Vainqueur de la première édition du premier concours international de composition à destination du jeune public imaginé par Thierry Weber, Jean-François Verdier et l'Orchestre Victor Hugo, Momo, l'enfant-pêche vient d'être créé à Besançon.
En décembre 2024, lors de la finale du concours, le jury jeune public avait massivement voté pour Voyage au centre de la Terre d'Ezechiel Spucches. Mais c'est à Momo, l'enfant-pêche d'Haru Shionoya que le jury de professionnels attribua la récompense suprême. Haru Shionoya a depuis terminé son œuvre dont les vingt minutes entendues en 2024 avaient servi de bande-annonce à un nouveau conte musical qui, dans sa forme définitive, en avoisine dorénavant cinquante.
La jeune compositrice japonaise y confirme sa sensibilité saariaho-debussyste au fil d'une œuvre davantage d'atmosphère que de réservoir à tubes. On songe aussi à Ravel, le voyage initiatique de Momo évoquant celui tricoté par Colette pour L'enfant et les sortilèges.
Manga et Roald Dahl compris, Momotarō, le conte japonais originel n'en est plus à une variante près. Avec Haru Shionoya et Louise Brun, Momo n'est pas un enfant mais une enfant. Guidée par une voix maternelle, Momo quitte la pêche voguant au gré du courant dans laquelle elle vit, pour partir, à la recherche d'un « ogre » qui s'avérera être son propre frère jadis banni pour sa différence.
On retrouve sur la scène de l'Auditorium Jacques Kreisler de la Cité des Arts de Besançon, cerné par vingt instrumentistes de l'Orchestre Victor Hugo dirigés avec tout l'impressionnisme requis par Lea Katharina Fischer, la mise en scène de Louise Brun dans la gracieuse scénographie d'Helen Hebert, agrémentée cette fois d'un sol en miroir pour figurer l'élément aqueux du livret.

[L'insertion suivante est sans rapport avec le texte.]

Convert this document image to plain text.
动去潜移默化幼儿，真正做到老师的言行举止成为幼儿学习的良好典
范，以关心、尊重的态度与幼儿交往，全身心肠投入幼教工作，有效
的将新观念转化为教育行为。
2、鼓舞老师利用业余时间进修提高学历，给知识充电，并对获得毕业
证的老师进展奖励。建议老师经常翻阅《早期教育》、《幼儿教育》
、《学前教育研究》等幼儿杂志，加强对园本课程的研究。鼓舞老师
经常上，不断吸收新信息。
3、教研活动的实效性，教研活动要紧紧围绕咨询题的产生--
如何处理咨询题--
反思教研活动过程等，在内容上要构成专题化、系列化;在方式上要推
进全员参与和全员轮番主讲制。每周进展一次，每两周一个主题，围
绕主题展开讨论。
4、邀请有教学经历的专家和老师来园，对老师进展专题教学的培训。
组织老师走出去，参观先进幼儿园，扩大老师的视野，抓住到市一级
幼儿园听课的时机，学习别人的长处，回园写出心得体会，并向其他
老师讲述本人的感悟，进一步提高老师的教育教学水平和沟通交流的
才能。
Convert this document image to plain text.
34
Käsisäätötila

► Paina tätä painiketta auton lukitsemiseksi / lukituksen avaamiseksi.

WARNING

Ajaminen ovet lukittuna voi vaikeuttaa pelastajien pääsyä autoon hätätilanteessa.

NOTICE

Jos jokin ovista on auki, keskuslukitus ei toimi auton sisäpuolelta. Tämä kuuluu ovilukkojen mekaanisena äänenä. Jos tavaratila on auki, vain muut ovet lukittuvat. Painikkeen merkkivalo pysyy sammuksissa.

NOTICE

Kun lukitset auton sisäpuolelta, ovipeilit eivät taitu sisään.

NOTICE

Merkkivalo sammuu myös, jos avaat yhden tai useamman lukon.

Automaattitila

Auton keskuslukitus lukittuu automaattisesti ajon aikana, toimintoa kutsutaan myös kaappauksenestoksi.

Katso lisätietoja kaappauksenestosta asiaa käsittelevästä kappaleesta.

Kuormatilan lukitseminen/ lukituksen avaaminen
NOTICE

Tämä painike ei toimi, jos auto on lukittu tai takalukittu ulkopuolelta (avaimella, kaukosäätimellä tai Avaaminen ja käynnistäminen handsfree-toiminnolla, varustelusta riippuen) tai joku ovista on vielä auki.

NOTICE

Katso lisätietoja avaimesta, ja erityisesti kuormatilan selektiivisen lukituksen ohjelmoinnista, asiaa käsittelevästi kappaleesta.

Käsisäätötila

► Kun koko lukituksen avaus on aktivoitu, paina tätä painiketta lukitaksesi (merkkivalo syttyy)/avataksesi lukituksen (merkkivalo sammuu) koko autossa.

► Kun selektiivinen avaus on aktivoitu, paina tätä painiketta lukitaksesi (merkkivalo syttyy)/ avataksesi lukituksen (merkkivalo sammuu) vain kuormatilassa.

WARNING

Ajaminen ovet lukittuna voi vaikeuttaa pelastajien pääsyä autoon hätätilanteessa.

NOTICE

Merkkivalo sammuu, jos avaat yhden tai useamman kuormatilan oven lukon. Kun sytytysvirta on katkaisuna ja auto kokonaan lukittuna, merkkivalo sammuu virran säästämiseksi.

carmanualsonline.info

Le public (formé en amont du lever de rideau par la compositrice elle-même) est mis à contribution pour accompagner à bouche fermée certaines étapes du parcours de Momo, mais aussi l'orchestre dont quelques membres animalisés viennent aider l'enfant dans sa quête : un Tromptissien (trompette/chien), un Altopithèque (alto/singe), un Coroiseau (cor anglais/oiseau). Fin heureuse pour tous avec le dernier mot d'un ‘Rentrons à la maison » final qui résonne à l'instar du ‘Maman' conclusif de la fantaisie lyrique de Ravel.
Brenda Poupard, récent merveilleux enfant ravélien, est aujourd'hui une Momo de rêve. L'impeccable intelligibilité (surtout une fois qu'elle a émergé de la pêche) de la jeune soprano française justifie presque l'absence des surtitres au fil de ce voyage qui ne va pas s'arrêter à Besançon puisque dix orchestres partenaires aux quatre coins de l'Hexagone ont été embarqués à bord de cette aventure lyrique dont le langage sophistiqué s'adresse aussi aux ex-enfants.